Jul 11, 2005 | Josh Wolf, a 23-year-old college student who lives in San Francisco, is a filmmaker. Wolf is not, it's important to note, an aspiring filmmaker, that well-known species of young auteur willing to bide time in a series of tedious, steppingstone entertainment-biz jobs just to get a foot in Hollywood's front door. No, Wolf is the sort of filmmaker who actually makes films -- dozens of them, whenever the mood strikes him, about whatever he finds compelling. In recent months, a name for what Wolf does has come into fashion -- video blogging, or (gasp) "vlogging," -- but Wolf's films aren't simply a video version of a blog. Wolf is instead one of a number of tech-age documentarians who are setting up shop on the Web, a young person with a camera, a computer, server space, and a gut instinct for what's exciting and controversial and merits recording. To Wolf, that includes antiwar marches, anti-military protests, and lefty mayoral campaigns.

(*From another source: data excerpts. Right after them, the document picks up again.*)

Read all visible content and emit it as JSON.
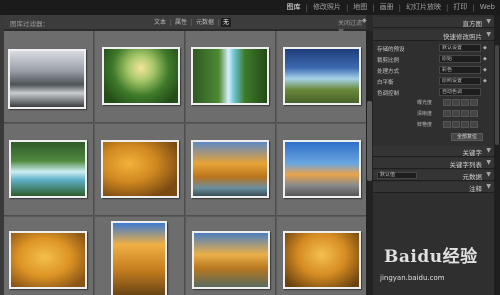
{
  "modules": [
    "图库",
    "修改照片",
    "地图",
    "画册",
    "幻灯片放映",
    "打印",
    "Web"
  ],
  "filter_bar": {
    "title": "图库过滤器：",
    "options": [
      "文本",
      "属性",
      "元数据",
      "无"
    ],
    "active_option": "无",
    "off_label": "关闭过滤器"
  },
  "right_panel": {
    "histogram_label": "直方图",
    "quick_develop_label": "快速修改照片",
    "saved_preset_label": "存储的预设",
    "saved_preset_value": "默认设置",
    "crop_label": "裁剪比例",
    "crop_value": "原始",
    "treatment_label": "处理方式",
    "treatment_value": "彩色",
    "white_balance_label": "白平衡",
    "white_balance_value": "原照设置",
    "tone_control_label": "色调控制",
    "auto_tone_label": "自动色调",
    "exposure_label": "曝光度",
    "clarity_label": "清晰度",
    "vibrance_label": "鲜艳度",
    "reset_label": "全部复位",
    "keywording_label": "关键字",
    "keyword_list_label": "关键字列表",
    "metadata_preset_value": "默认值",
    "metadata_label": "元数据",
    "comments_label": "注释"
  },
  "watermark": {
    "brand": "Baidu经验",
    "url": "jingyan.baidu.com"
  },
  "icons": {
    "panel_triangle": "▼",
    "dropdown_arrow": "◆"
  },
  "colors": {
    "module_active": "#f2f2f2",
    "grid_cell": "#6d6d6d",
    "grid_background": "#5a5a5a",
    "panel_background": "#2f2f2f",
    "thumb_border": "#efefef"
  }
}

All of which is to say that Wolf was excited about participating in Al Gore's television revolution. More than a year ago, amid much fanfare, the former vice president joined several investors in an effort to create a television network for young people, a TV channel that specifically aimed to harness the energy that animates filmmakers like Wolf. From the beginning, Gore promised not just a TV network but a media revolution; like MTV, his channel would be for the youth market, but unlike anything we've seen before, the network would also be by young people, with much of the programming contributed by viewers armed with cameras.
"The Internet opened a floodgate for young people, whose passions are finally being heard, but TV hasn't followed suit," Gore told a crowd of supporters -- Wolf among them -- at a pre-launch party for the network held in San Francisco in April. "Our aim is to give young people a voice, to democratize television."

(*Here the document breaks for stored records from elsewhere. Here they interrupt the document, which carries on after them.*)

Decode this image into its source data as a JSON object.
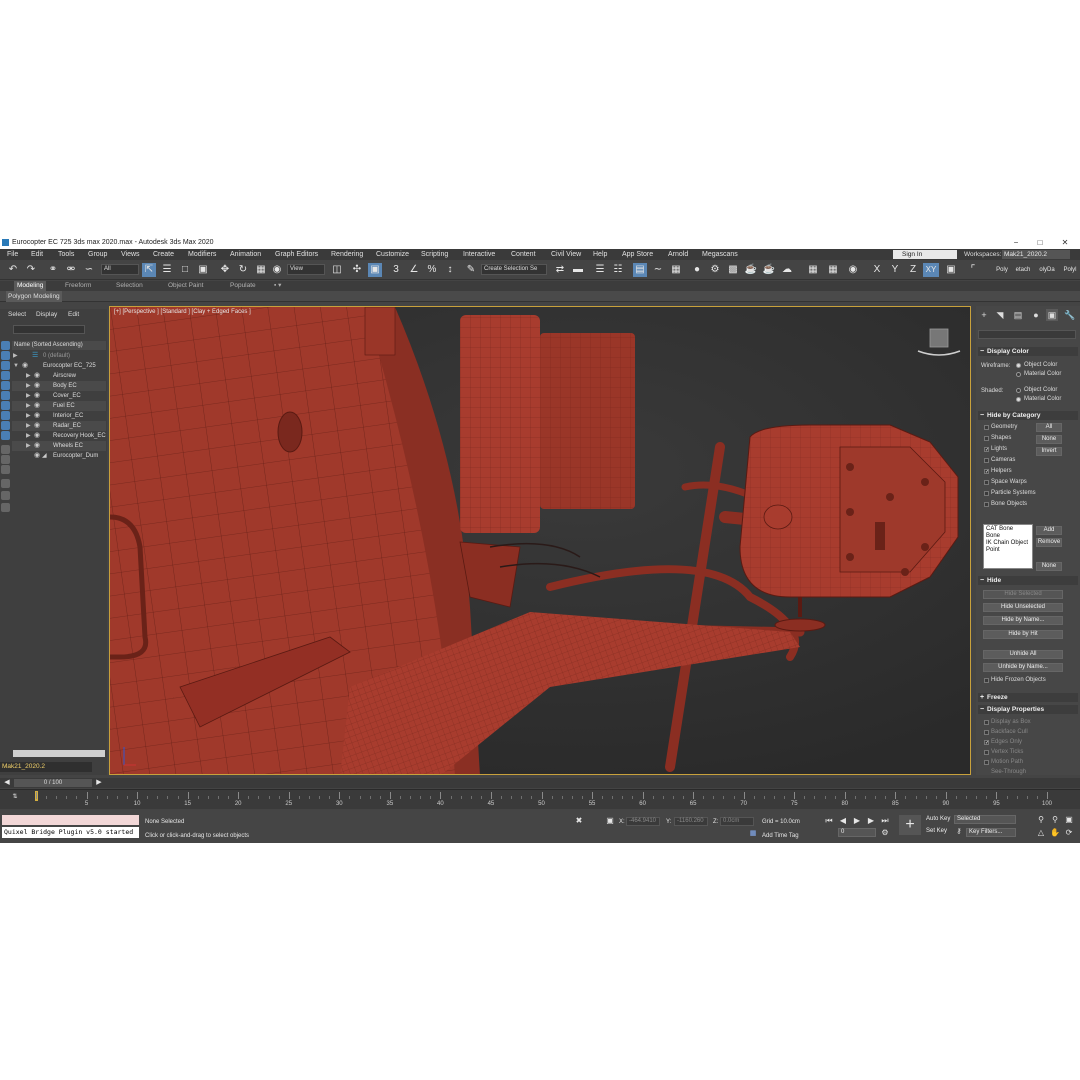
{
  "window": {
    "title": "Eurocopter EC 725 3ds max 2020.max - Autodesk 3ds Max 2020",
    "controls": [
      "−",
      "□",
      "✕"
    ]
  },
  "menubar": {
    "items": [
      "File",
      "Edit",
      "Tools",
      "Group",
      "Views",
      "Create",
      "Modifiers",
      "Animation",
      "Graph Editors",
      "Rendering",
      "Customize",
      "Scripting",
      "Interactive",
      "Content",
      "Civil View",
      "Help",
      "App Store",
      "Arnold",
      "Megascans"
    ],
    "sign_in": "Sign In",
    "workspaces_label": "Workspaces:",
    "workspace_value": "Mak21_2020.2"
  },
  "toolbar": {
    "selection_filter": "All",
    "ref_coord": "View",
    "named_selection_placeholder": "Create Selection Se",
    "axis_x": "X",
    "axis_y": "Y",
    "axis_z": "Z",
    "axis_xy": "XY",
    "right_tabs": [
      "Poly",
      "etach",
      "olyDa",
      "Polyl"
    ]
  },
  "ribbon": {
    "tabs": [
      "Modeling",
      "Freeform",
      "Selection",
      "Object Paint",
      "Populate"
    ],
    "active_tab": "Modeling",
    "panel": "Polygon Modeling"
  },
  "scene_explorer": {
    "menu": [
      "Select",
      "Display",
      "Edit"
    ],
    "column_header": "Name (Sorted Ascending)",
    "rows": [
      {
        "label": "0 (default)",
        "level": 1
      },
      {
        "label": "Eurocopter EC_725",
        "level": 1
      },
      {
        "label": "Airscrew",
        "level": 2
      },
      {
        "label": "Body EC",
        "level": 2
      },
      {
        "label": "Cover_EC",
        "level": 2
      },
      {
        "label": "Fuel EC",
        "level": 2
      },
      {
        "label": "Interior_EC",
        "level": 2
      },
      {
        "label": "Radar_EC",
        "level": 2
      },
      {
        "label": "Recovery Hook_EC",
        "level": 2
      },
      {
        "label": "Wheels EC",
        "level": 2
      },
      {
        "label": "Eurocopter_Dum",
        "level": 2
      }
    ],
    "status_layer": "Mak21_2020.2"
  },
  "viewport": {
    "label": "[+] [Perspective ] [Standard ] [Clay + Edged Faces ]",
    "model_color": "#a0392b",
    "edge_color": "#5a1a12"
  },
  "command_panel": {
    "display_color": {
      "title": "Display Color",
      "wireframe_label": "Wireframe:",
      "shaded_label": "Shaded:",
      "object_color": "Object Color",
      "material_color": "Material Color"
    },
    "hide_by_category": {
      "title": "Hide by Category",
      "items": [
        {
          "label": "Geometry",
          "checked": false
        },
        {
          "label": "Shapes",
          "checked": false
        },
        {
          "label": "Lights",
          "checked": true
        },
        {
          "label": "Cameras",
          "checked": false
        },
        {
          "label": "Helpers",
          "checked": true
        },
        {
          "label": "Space Warps",
          "checked": false
        },
        {
          "label": "Particle Systems",
          "checked": false
        },
        {
          "label": "Bone Objects",
          "checked": false
        }
      ],
      "btn_all": "All",
      "btn_none": "None",
      "btn_invert": "Invert",
      "list": [
        "CAT Bone",
        "Bone",
        "IK Chain Object",
        "Point"
      ],
      "btn_add": "Add",
      "btn_remove": "Remove",
      "btn_none2": "None"
    },
    "hide": {
      "title": "Hide",
      "buttons": [
        "Hide Selected",
        "Hide Unselected",
        "Hide by Name...",
        "Hide by Hit",
        "Unhide All",
        "Unhide by Name..."
      ],
      "frozen_label": "Hide Frozen Objects"
    },
    "freeze": {
      "title": "Freeze"
    },
    "display_properties": {
      "title": "Display Properties",
      "items": [
        "Display as Box",
        "Backface Cull",
        "Edges Only",
        "Vertex Ticks",
        "Motion Path",
        "See-Through"
      ]
    }
  },
  "timeline": {
    "slider": "0 / 100",
    "ticks": [
      "5",
      "10",
      "15",
      "20",
      "25",
      "30",
      "35",
      "40",
      "45",
      "50",
      "55",
      "60",
      "65",
      "70",
      "75",
      "80",
      "85",
      "90",
      "95",
      "100"
    ]
  },
  "status": {
    "maxscript_output": "Quixel Bridge Plugin v5.0 started",
    "selection": "None Selected",
    "prompt": "Click or click-and-drag to select objects",
    "x_label": "X:",
    "x_value": "-464.9410",
    "y_label": "Y:",
    "y_value": "-1160.260",
    "z_label": "Z:",
    "z_value": "0.0cm",
    "grid": "Grid = 10.0cm",
    "add_time_tag": "Add Time Tag",
    "auto_key": "Auto Key",
    "set_key": "Set Key",
    "key_mode": "Selected",
    "key_filters": "Key Filters...",
    "frame": "0"
  }
}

As Gore and his partners see it, TV today is a staid medium, one that can't match the interactivity of the Internet. But new technology -- cheap digital cameras and easy-to-use laptop-based editing tools -- have given young people new chances to televise their lives, to document what happens to them in ways that we don't see on CNN and the broadcast networks. "How many of you would like to see an opportunity to talk about what's going on in our world -- that you can participate in with television?" Gore asked the party revelers. On Aug. 1, when Current TV launches on several satellite and cable TV systems -- reaching, at first, about 19 million households -- Gore believes young people will finally get that opportunity.

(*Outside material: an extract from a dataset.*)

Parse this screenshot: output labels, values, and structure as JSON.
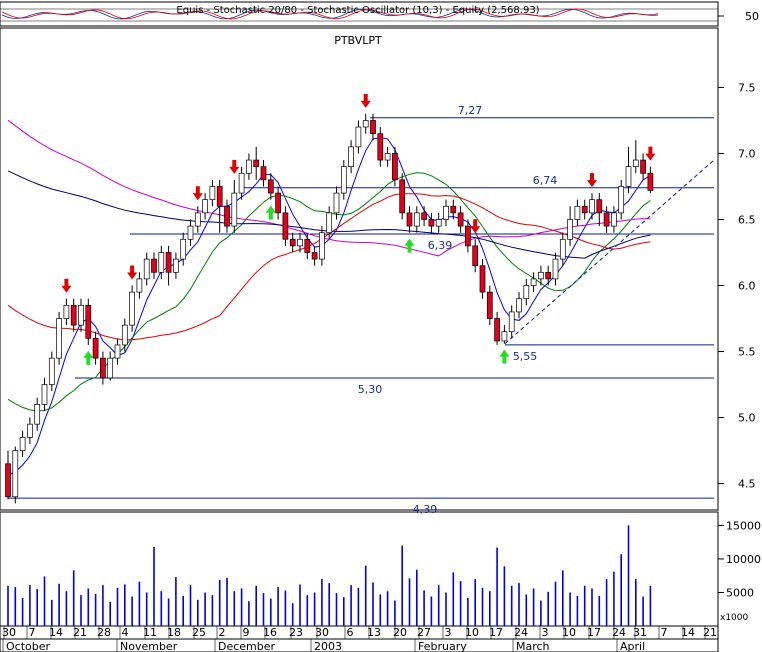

But while Current will be televised, it's not at all clear that the revolution Gore has promised will make it to the screen. You can't argue with Gore's planned innovations -- interactivity, openness, a willingness to tell stories that buck the mainstream. What remains to be seen is whether his network can realize the goals without compromise. Television is a tough business, one in which entrenched interests -- advertisers, investors, politicians -- pull many strings. Gore says he wants to create a TV network that embodies the freewheeling air of the Web. But skeptics wonder if Current will really tell young people the stories nobody else will tell, the stories -- about the Downing Street memo, say, or Bush's bulge, or rumors of election fraud -- that often first emerge online.
Some Current observers say the former vice president's network looks less like a plan to remake TV than an attempt to make money by going after the lucrative youth market. In the past few months, many young filmmakers who initially saw Current as a perfect way to showcase their creativity have begun to change their minds about the network. Late last year, the network disappointed throngs of its most passionate supporters when it suddenly canceled an effort to hire hundreds of "digital correspondents" to work on its staff. The correspondents were to be full-time Current employees who'd roam the nation -- and possibly the world -- looking for provocative stories to bring to television. Thousands of people applied for the positions, and the network's unexplained cancellation of the program created a trail of ill will among the videographers. Contributors now work on a contract basis rather than as staff; the network says this is a "more democratic" practice than the digital correspondents program because anyone is free to send videos to the network.
Activist filmmakers like Wolf say that despite Current TV's revolutionary rhetoric, the station appears uninterested in hard-hitting political footage. As Ari Berman pointed out in the Nation in April, "'politics' is simply another word in Current's programming lineup, not a guiding theme." Wolf, who created a San Francisco "Meetup" group to bring other filmmakers to the network, says Current's rhetoric rings hollow. "My beef is not what they're doing, but the difference between what they're saying and what they're doing," he says. "I want to make television that makes people think. But I worry that Current TV seems to be making television that's very similar to other television. Television that you don't have to think about."